My beloved Today Show,
We had such a beautiful relationship. For many years, every single morning, I’d cozy up with you and my cup of coffee and settle in for hours. I’d often push back plans with other friends, preferring your company to start off my day. You brought me great joy. I even met you in person after our long remote relationship. It was thrilling. Everything I’d imagined it would be. I envisioned us growing old together. But, after enduring sixteen long months of near-constant abuse from you, I’m breaking up with you.
Since October 8, 2023, I have listened in agony as you have sided with, and even promoted, those who wish me dead and seek the destruction of my home. I have watched in tears as you have minimized my pain, choosing instead to sympathize with my brutal tormentors. Not only have you dismissed my suffering, but you have alarmingly painted me as the aggressor. I have watched in disbelief as you have amplified a false narrative of my family and history, fueling the flame of those who wish to wipe me off the face of the earth. You toss dangerous words around, like genocide, oppressor, famine and apartheid, as if you have no understanding of their meaning and feel no responsibility for the lies you are promulgating. You puppet headlines and statistics fed to you by my killers instead of believing what my brothers and sisters have been telling you. It’s become blindingly clear actual facts are of no import to you when it comes to me. You will parrot anyone who aims to slander me.
I have screamed and raged at you, begged and pleaded with you, and waited and hoped for you to come around. But to no avail; you have given me no reason to believe you will ever change and stand beside me. (Savannah, you even wrote a book about God and love and religion. Yet, you spout “facts” handed to you by terrorists at worst, and antisemites at best. The sheer hypocrisy is staggering.) Today, you obviously prefer to maintain your relationship with those who seek disruption, anarchy and ultimately, terror. You have broken my heart over and over again.
I have given you the benefit of the doubt so many times, countless second chances to make amends. Last August, I was certain you’d admit your error and beg my forgiveness. And if you weren’t willing to go that far, that you might at least apologize for your lack of awareness. But no, you barely mentioned Hersh, his execution a mere afterthought for you. Your calculated insensitivity was a dagger to my heart. Then again, just a month ago, I waited with bated breath for you to disavow, and disassociate from, the pure evil that would throw a macabre parade and dance around the coffins of our two murdered redheaded babies. But again, you devastated me by refusing to take my hand and stand beside me. You failed to celebrate our heroic rescue of Noa Argamani, instead blaming us for killing her inhumane captors in their homes where they’d enslaved her. You lamented over the number of days two astronauts were stranded in space, but still refuse to comment on how many days Eden has been held deep underground in terror tunnels, without food, air or sunlight. Your deliberate bias has tormented me almost on a daily basis for well over 500 days. And sadly, I’ve allowed you to do it by staying in this relationship too long.

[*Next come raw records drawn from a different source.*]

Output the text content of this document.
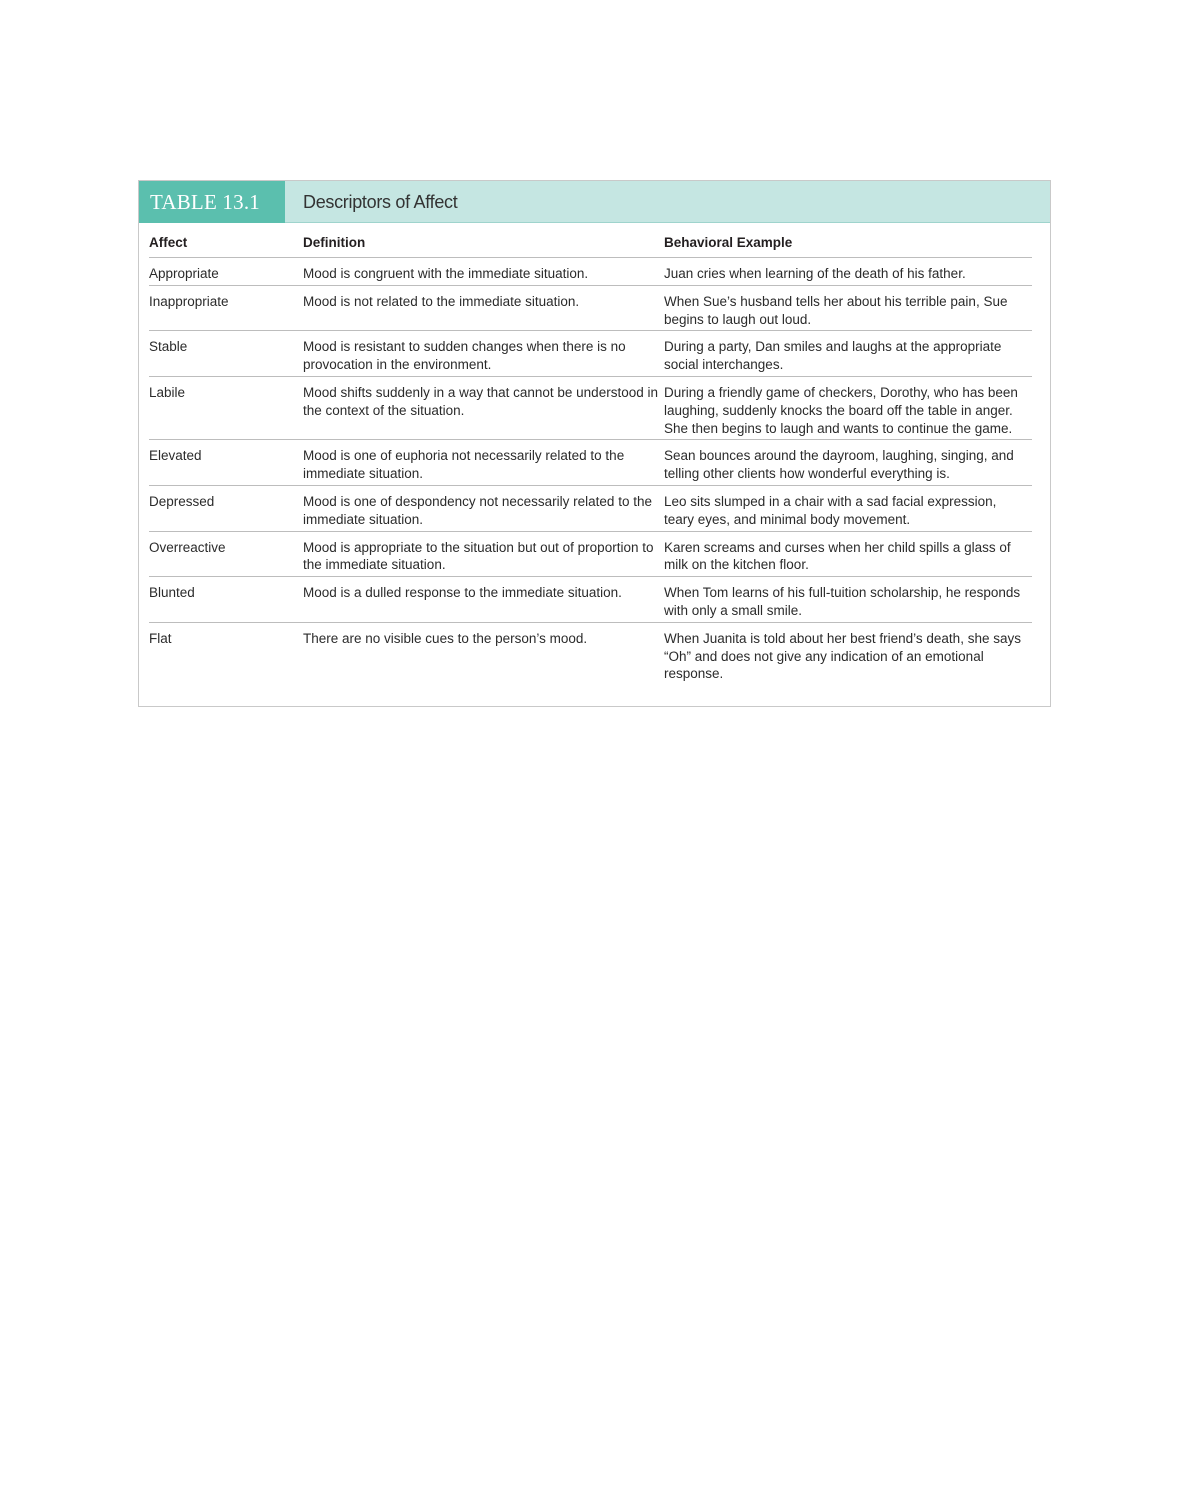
TABLE 13.1	Descriptors of Affect
Affect	Definition	Behavioral Example
Appropriate	Mood is congruent with the immediate situation.	Juan cries when learning of the death of his father.
Inappropriate	Mood is not related to the immediate situation.	When Sue’s husband tells her about his terrible pain, Sue begins to laugh out loud.
Stable	Mood is resistant to sudden changes when there is no provocation in the environment.	During a party, Dan smiles and laughs at the appropriate social interchanges.
Labile	Mood shifts suddenly in a way that cannot be understood in the context of the situation.	During a friendly game of checkers, Dorothy, who has been laughing, suddenly knocks the board off the table in anger. She then begins to laugh and wants to continue the game.
Elevated	Mood is one of euphoria not necessarily related to the immediate situation.	Sean bounces around the dayroom, laughing, singing, and telling other clients how wonderful everything is.
Depressed	Mood is one of despondency not necessarily related to the immediate situation.	Leo sits slumped in a chair with a sad facial expression, teary eyes, and minimal body movement.
Overreactive	Mood is appropriate to the situation but out of proportion to the immediate situation.	Karen screams and curses when her child spills a glass of milk on the kitchen floor.
Blunted	Mood is a dulled response to the immediate situation.	When Tom learns of his full-tuition scholarship, he responds with only a small smile.
Flat	There are no visible cues to the person’s mood.	When Juanita is told about her best friend’s death, she says “Oh” and does not give any indication of an emotional response.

But, enough is enough. While you may have battered and bruised me, you have not broken me. I have endured your reckless reporting and I will thrive in spite of it. You will have a day of reckoning and I will know I stood on the side of moral clarity all along. Your behavior has actually made me stronger, forced me to search for new partners who will treat me with respect and dignity, vital components for any healthy relationship. Media outlets and individuals who will do me the basic decency of fact-checking before spreading blatant propaganda. Who will self-educate before they misspeak. Who will treat me and my family just as they would anyone else. I’m not asking for preferential treatment, only fair treatment. In that, you have failed miserably.
AM. YISRAEL. CHAI.
Wow!! What a powerfully written post! I definitely felt your hurt and betrayal. When we invite these TV folks into our homes everyday, they become like trusted friends. So their insensitivity and betrayal of our trust in them is incredibly hurtful. Kudos for you for saying, "Enough!" I hope you sent this post to The Today Show and NBC.
I’ve tried to place it and tag NBC so they’ll see it. Whether or not they read it or care is another matter. Thank you for your kind words!! Writing these is so cathartic!! And I learn that my feelings are so universal. It’s reaffirming.